I want to write on a topic which initially may appear to be unrelated to preaching, yet for some may have significant implications to their sermons.
Here is what I am sensing in a nutshell:
I fear we engage too quickly in ‘mission and calling,’ without first having a transformation of heart, developing true substance to share, or having the evidence of God’s blessing and empowerment upon their lives.
Much of what I hear these days from emerging generations focuses on being involved in meaningful, front-line ministries. We long to get their hands dirty; we want to make significant contributions to the betterment of this world by serving and helping the lost, the vulnerable, the least, the disadvantaged, and hurting. These longings are to be applauded and encouraged. I believe this loving concern springs from the heart of God.

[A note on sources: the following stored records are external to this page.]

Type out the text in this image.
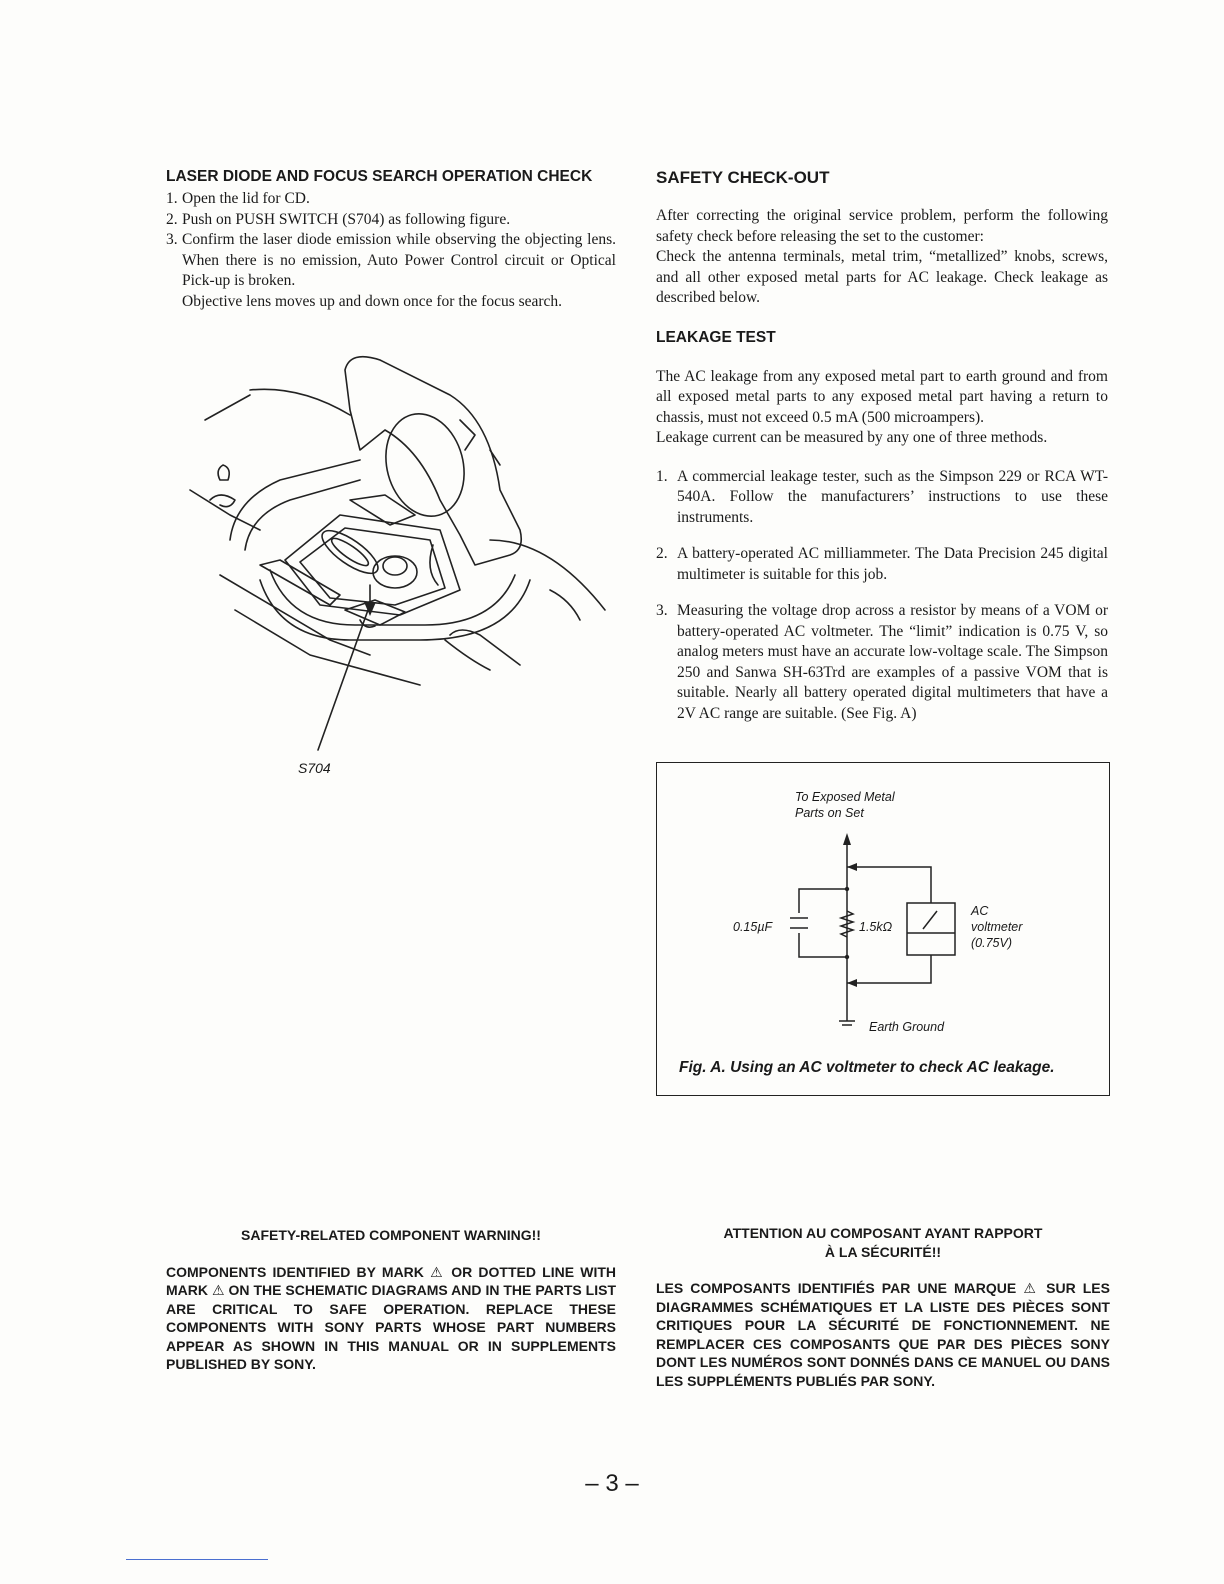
LASER DIODE AND FOCUS SEARCH OPERATION CHECK
1. Open the lid for CD.
2. Push on PUSH SWITCH (S704) as following figure.
3. Confirm the laser diode emission while observing the objecting lens. When there is no emission, Auto Power Control circuit or Optical Pick-up is broken.
Objective lens moves up and down once for the focus search.
S704
SAFETY CHECK-OUT
After correcting the original service problem, perform the following safety check before releasing the set to the customer:
Check the antenna terminals, metal trim, “metallized” knobs, screws, and all other exposed metal parts for AC leakage. Check leakage as described below.
LEAKAGE TEST
The AC leakage from any exposed metal part to earth ground and from all exposed metal parts to any exposed metal part having a return to chassis, must not exceed 0.5 mA (500 microampers).
Leakage current can be measured by any one of three methods.
1. A commercial leakage tester, such as the Simpson 229 or RCA WT-540A. Follow the manufacturers’ instructions to use these instruments.
2. A battery-operated AC milliammeter. The Data Precision 245 digital multimeter is suitable for this job.
3. Measuring the voltage drop across a resistor by means of a VOM or battery-operated AC voltmeter. The “limit” indication is 0.75 V, so analog meters must have an accurate low-voltage scale. The Simpson 250 and Sanwa SH-63Trd are examples of a passive VOM that is suitable. Nearly all battery operated digital multimeters that have a 2V AC range are suitable. (See Fig. A)
To Exposed Metal
Parts on Set
0.15µF	1.5kΩ
AC
voltmeter
(0.75V)
Earth Ground
Fig. A. Using an AC voltmeter to check AC leakage.
SAFETY-RELATED COMPONENT WARNING!!
COMPONENTS IDENTIFIED BY MARK ⚠ OR DOTTED LINE WITH MARK ⚠ ON THE SCHEMATIC DIAGRAMS AND IN THE PARTS LIST ARE CRITICAL TO SAFE OPERATION. REPLACE THESE COMPONENTS WITH SONY PARTS WHOSE PART NUMBERS APPEAR AS SHOWN IN THIS MANUAL OR IN SUPPLEMENTS PUBLISHED BY SONY.
ATTENTION AU COMPOSANT AYANT RAPPORT
À LA SÉCURITÉ!!
LES COMPOSANTS IDENTIFIÉS PAR UNE MARQUE ⚠ SUR LES DIAGRAMMES SCHÉMATIQUES ET LA LISTE DES PIÈCES SONT CRITIQUES POUR LA SÉCURITÉ DE FONCTIONNEMENT. NE REMPLACER CES COMPOSANTS QUE PAR DES PIÈCES SONY DONT LES NUMÉROS SONT DONNÉS DANS CE MANUEL OU DANS LES SUPPLÉMENTS PUBLIÉS PAR SONY.
– 3 –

Yet, in the recesses of my spirit I sense a troubling unsettledness. As we interact with the hurting, as we serve those in need, and as we seek to make the world a better place, do we have what it takes to make a real difference? Or, will we fail and flounder in epic ways because we are inadequate for the tasks and challenges that this kind of ministry makes us face?
Recently, a friend of mine who runs an inner city ministry told me of a number of individuals who had volunteered to provide ministry to the drug addicts, prostitutes and street-people, but ended up addicted and enslaved themselves. He shared stories of well-meaning Christians who sensing the need to make a positive difference in this world, had ended up in bed with prostitutes and taking the very drugs from which they were trying to help people find deliverance. As a result, not only were their own lives ruined, but just as importantly, those in the streets began to look with well-justified suspicion on all gospel representatives and their message.
There is no doubt that Christians ought to be in the forefront of ministries in prisons, soup kitchens, helping immigrants, opposing the sex trade, protecting the weak, helping the run-away, defending the disadvantaged, and addressing other social injustices and crimes. Yet, I am concerned that so few Christians are internally transformed themselves. I am concerned that when I hear them speak, their words and advice are devoid of the wisdom of Christ. I am concerned there is little evidence of the power and blessing of God upon their lives.
I am not addressing the situation where a volunteer lacks experience or the circumstance where a person is still lacking in normal human development and maturity. What I am speaking of is the same thing John Wesley addressed when he wrote in his journal, “I went to America to convert the Indians but, oh, who shall convert me? “ Those who study Wesley’s ministry to the America’s know his intentions and motivations were noble, but he lacked the internal wherewithal to genuinely help others. As a result, he left North America defeated and disgraced with little-to-no fruit to show for his labours. It was not until later in his life, after he himself was transformed, equipped, and empowered by the power of God, did he become a force for good and God in this world. I fear the passion of this generation to jump into front-line social justice and compassion ministry will end much the same as Wesley’s early ministry if they are ill-equipped in heart and mind.
In fact, the only strength I see in many volunteers today is pity and concern. There is no doubt they care, but they have no real solutions or hope to offer the world. They can sit and listen and offer some degree of physical care … but they can’t speak with conviction about ‘victory’ because there is so little victory in their own lives. They can’t share the wisdom of God into the lives of the unwise because these believers have spent such little time devotionally ingesting God’s wisdom for their own development. They can’t offer supernatural help and deliverance because God’s power is not evident or resident in their own life. As a result, those who so desperately need deliverance and victory, remain lost, hopeless and enslaved.
Perhaps, it is time for those of us who preach to raise a warning flag that ministry without substance is a sham. Mission without character is doomed. Service without power is meaningless.
Perhaps, it is time for those of us who feel called to the ministry of preaching to look inside ourselves to see if we are first transformed, enlightened, and empowered before tackling the mission God has given us.
Stephen Elliot is the Director of Pastoral Ministries & Church Planting at Kingswood University in New Brunswick, Canada.